Marika memberikan kue yang dibawanya pada Eri. Itu adalah cheesecake buatan Marika. "Aku buat ini. Cheesecake. Semoga Eri dan keluarga suka"

Senyum mengembang di wajah Eri. "Ah, terimakasih. Anak-anakku pasti suka sekali. Terimakasih" Eri menerima kue itu dengan senang.

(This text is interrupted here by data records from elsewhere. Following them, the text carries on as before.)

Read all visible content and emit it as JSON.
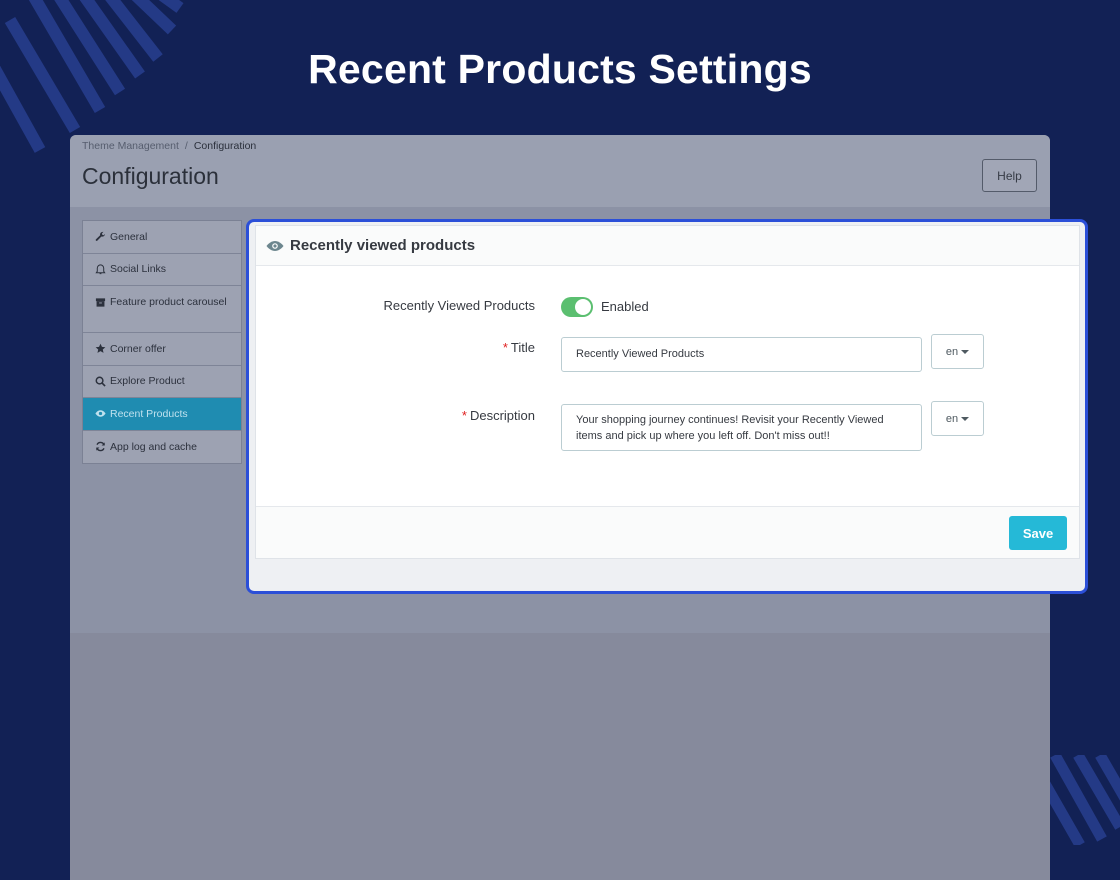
{
  "hero": {
    "title": "Recent Products Settings"
  },
  "breadcrumb": {
    "parent": "Theme Management",
    "separator": "/",
    "current": "Configuration"
  },
  "page": {
    "heading": "Configuration",
    "help_label": "Help"
  },
  "sidebar": {
    "items": [
      {
        "label": "General",
        "icon": "wrench-icon"
      },
      {
        "label": "Social Links",
        "icon": "bell-icon"
      },
      {
        "label": "Feature product carousel",
        "icon": "archive-icon"
      },
      {
        "label": "Corner offer",
        "icon": "star-icon"
      },
      {
        "label": "Explore Product",
        "icon": "search-icon"
      },
      {
        "label": "Recent Products",
        "icon": "eye-icon",
        "active": true
      },
      {
        "label": "App log and cache",
        "icon": "refresh-icon"
      }
    ]
  },
  "panel": {
    "title": "Recently viewed products",
    "icon": "eye-icon",
    "toggle": {
      "label": "Recently Viewed Products",
      "state_text": "Enabled",
      "on": true
    },
    "title_field": {
      "label": "Title",
      "required_mark": "*",
      "value": "Recently Viewed Products",
      "lang": "en"
    },
    "description_field": {
      "label": "Description",
      "required_mark": "*",
      "value": "Your shopping journey continues! Revisit your Recently Viewed items and pick up where you left off. Don't miss out!!",
      "lang": "en"
    },
    "save_label": "Save"
  },
  "colors": {
    "background": "#122155",
    "accent": "#25b9d7",
    "focus": "#2b4fd8",
    "toggle_on": "#5bbf70",
    "required": "#e02020"
  }
}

Marika hanya sedikit mengobrol tentang beberapa hal. Lalu pamit pulang pada Eri dan titip salam untuk suaminya karena belum bisa ditemui saat ini. Marika sangat berharap kalau semuanya dapat baik-baik saja. Eri juga meyakinkan sekali lagi pada Marika bahwa semuanya baik-baik saja.

***

"Wah! Apa tuh Bu?" tanya seorang remaja laki-laki semangat ketika baru turun dari tangga. Luka bekas tabrakan di tangannya masih terlihat jelas.

"Kue dari Tante Saitou. Masih ingat kan? Bawa ke atas ya sekalian untuk Adikmu" jawab Eri seraya meletakan beberapa potong kue ke atas piring.

"Oh, keluarga Saitou..." ucapnya lirih. Senyum di wajahnya luntur seketika.